Idaho Governor Brad Little signed two bills into law Monday, March 30, the Fairness in Women’s Sports Act and the Vital Statistics Act.
The Fairness in Women’s Sports Act limits participation in women’s and girls’ sports in Idaho public schools – including junior colleges and universities – to those who are biologically female. The bill keeps boys who think they are girls from taking slots on girls’ teams.
In a press release, Blaine Conzatti, Advocacy Director for Family Policy Alliance of Idaho (FPA-Idaho), stated, “Idaho is the first state in the nation to enact this law protecting athletic opportunities for girls. The Fairness in Women’s Sports Act will keep the spirit of Title IX alive for generations of girls to come.”
Title IX is a federal civil rights law that was passed in 1972, prohibiting discrimination in education programs and activities on the basis of “sex.” The measure led to increased funding and participation for girls’ and women’s sports and activities.
The second bill signed by Governor Little, the Vital Statistics Act, requires the designation of “sex” – being male or female – on state birth certificates to be based on biological and physiological characteristics. The law does not allow birth certificates to be altered unless a clerical or data entry error has been made.
The Vital Statistics Act notes that birth certificates include “quantitative statistics and material facts specific to that birth” such as “time of birth, date of birth, sex, birth weight, birth length, and place of birth.” These are not changeable and subjective.
FPA-Idaho was instrumental in fighting for both bills. Speaking about the Vital Statistics Act, Conzatti said: “As a state vital record, birth certificates are supposed to reflect the facts as they existed at the time of birth. By ensuring that the ‘sex’ marker on birth certificates accurately indicate biological sex, the State of Idaho makes sure law enforcement, our criminal justice system, and the public health infrastructure have the factual information they need to do their jobs well.”
LGBT activist groups – and some in the media – labeled the legislation “anti-transgender” and “discriminatory.” The Human Rights Campaign (HRC), the largest LGBT activist group in the U.S., said, “Both laws are unconstitutional and will result in litigation at the cost of the Idaho taxpayer, which is particularly appalling during these uncertain times.”
HRC added, “Idaho is now a national innovator in discrimination, having passed and signed into law first-of-its-kind anti-transgender legislation.” HRC worked with a coalition of groups to fight both bills, including the ACLU of Idaho, Planned Parenthood and the Pride Foundation.
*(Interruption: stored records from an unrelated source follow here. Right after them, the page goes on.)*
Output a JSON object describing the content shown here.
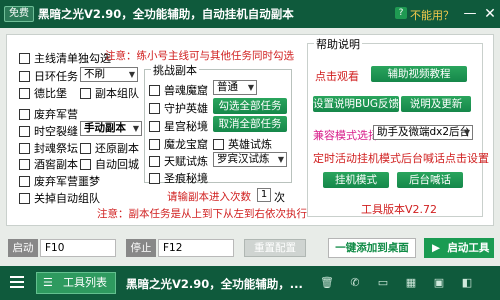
{
  "titlebar": {
    "badge": "免费",
    "title": "黑暗之光V2.90，全功能辅助，自动挂机自动副本",
    "unusable": "不能用？",
    "help_icon": "question-icon",
    "min_icon": "minimize-icon",
    "close_icon": "close-icon"
  },
  "left": {
    "main_task": "主线清单独勾选",
    "note_top": "注意：练小号主线可与其他任务同时勾选",
    "daily": "日环任务",
    "daily_select": "不刷",
    "debi": "德比堡",
    "sub_dungeon": "副本组队",
    "abandon_army": "废弃军营",
    "spacetime": "时空裂缝",
    "spacetime_select": "手动副本",
    "seal": "封魂祭坛",
    "original": "还原副本",
    "tavern": "酒窖副本",
    "auto_return": "自动回城",
    "abandon_army2": "废弃军营噩梦",
    "close_team": "关掉自动组队"
  },
  "challenge": {
    "title": "挑战副本",
    "beast": "兽魂魔窟",
    "beast_select": "普通",
    "guard": "守护英雄",
    "guard_btn": "勾选全部任务",
    "star": "星宫秘境",
    "star_btn": "取消全部任务",
    "dragon": "魔龙宝窟",
    "hero_trial": "英雄试炼",
    "sky": "天赋试炼",
    "sky_select": "罗宾汉试炼",
    "holy": "圣痕秘境",
    "enter_label": "请输副本进入次数",
    "enter_value": "1",
    "enter_unit": "次",
    "note_bottom": "注意：副本任务是从上到下从左到右依次执行"
  },
  "help": {
    "title": "帮助说明",
    "watch": "点击观看",
    "video_btn": "辅助视频教程",
    "bug_btn": "设置说明BUG反馈",
    "update_btn": "说明及更新",
    "compat_label": "兼容模式选择",
    "compat_select": "助手及微端dx2后台",
    "timer_note": "定时活动挂机模式后台喊话点击设置",
    "afk_btn": "挂机模式",
    "shout_btn": "后台喊话",
    "version": "工具版本V2.72"
  },
  "hotkeys": {
    "start_label": "启动",
    "start_key": "F10",
    "stop_label": "停止",
    "stop_key": "F12",
    "reset": "重置配置",
    "add_desktop": "一键添加到桌面",
    "start_tool": "启动工具"
  },
  "taskbar": {
    "menu_icon": "menu-icon",
    "tool_list": "工具列表",
    "title": "黑暗之光V2.90，全功能辅助，...",
    "icons": [
      "trash-icon",
      "phone-icon",
      "folder-icon",
      "chart-icon",
      "window-icon",
      "bag-icon"
    ]
  },
  "colors": {
    "brand": "#0f5a3c",
    "accent": "#1a9b52",
    "warn": "#d01f1f"
  }
}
The laws were passed as some in the media accuse conservatives and people of faith of being “anti-science.” But both pieces of legislation pointed to scientific realities that undergird sex differences. The Sports Act, for example, explains that “there are inherent differences between men and women” that “range from chromosomal and hormonal differences to physiological differences.” These affect sports performances.
The law cites a variety of specific physiological sex differences, noting that men “generally have ‘denser, stronger bones, tendons, and ligaments’ and ‘larger hearts, greater lung volume per body mass, a higher red blood cell count and higher haemoglobin'” (quoting an article in Psychology Today, “The Battle of the Sexes”).
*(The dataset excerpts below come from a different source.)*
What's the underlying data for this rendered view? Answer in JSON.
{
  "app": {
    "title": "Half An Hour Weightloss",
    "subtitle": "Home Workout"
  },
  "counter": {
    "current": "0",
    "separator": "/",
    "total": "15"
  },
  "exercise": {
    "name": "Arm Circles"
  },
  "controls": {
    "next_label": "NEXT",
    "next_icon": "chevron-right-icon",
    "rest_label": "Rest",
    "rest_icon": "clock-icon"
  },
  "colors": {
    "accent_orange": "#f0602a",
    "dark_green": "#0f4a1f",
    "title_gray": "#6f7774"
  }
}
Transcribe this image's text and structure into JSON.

Based on these real physical differences, the Fairness in Women’s Sports Act explains that our courts have recognized the necessity and legality of sex-segregated activities in order to “advance full development of the talent and capacities of our Nation’s people.”
- “Gender” is a social construct.
- People can change from one sex to the other.
- There are a multitude of genders, not just male and female.
- People’s internal feelings and thoughts about their sex are more important than biological reality.
The Vital Statistics Act defines “sex” as “the immutable biological and physiological characteristics, specifically the chromosomes and internal and external reproductive anatomy, genetically determined at conception and generally recognizable at birth, that define an individual as male or female.”
Conzatti told The Daily Citizen that he expects groups to try to block the new legislation in court: “Both of these laws are unprecedented; therefore, the State of Idaho expects lawsuits from LGBTQ activist groups, especially the ACLU and Planned Parenthood.”
He believes that these issues are important enough for Idaho to defend: “State government officials believe protecting women’s sports and the accuracy of the most important of public records and identification documents is a fight worth fighting – we need to make sure our laws reflect biological, scientific proof. My understanding is that state officials fully intend to fight this battle all the way to the Supreme Court, if need be.”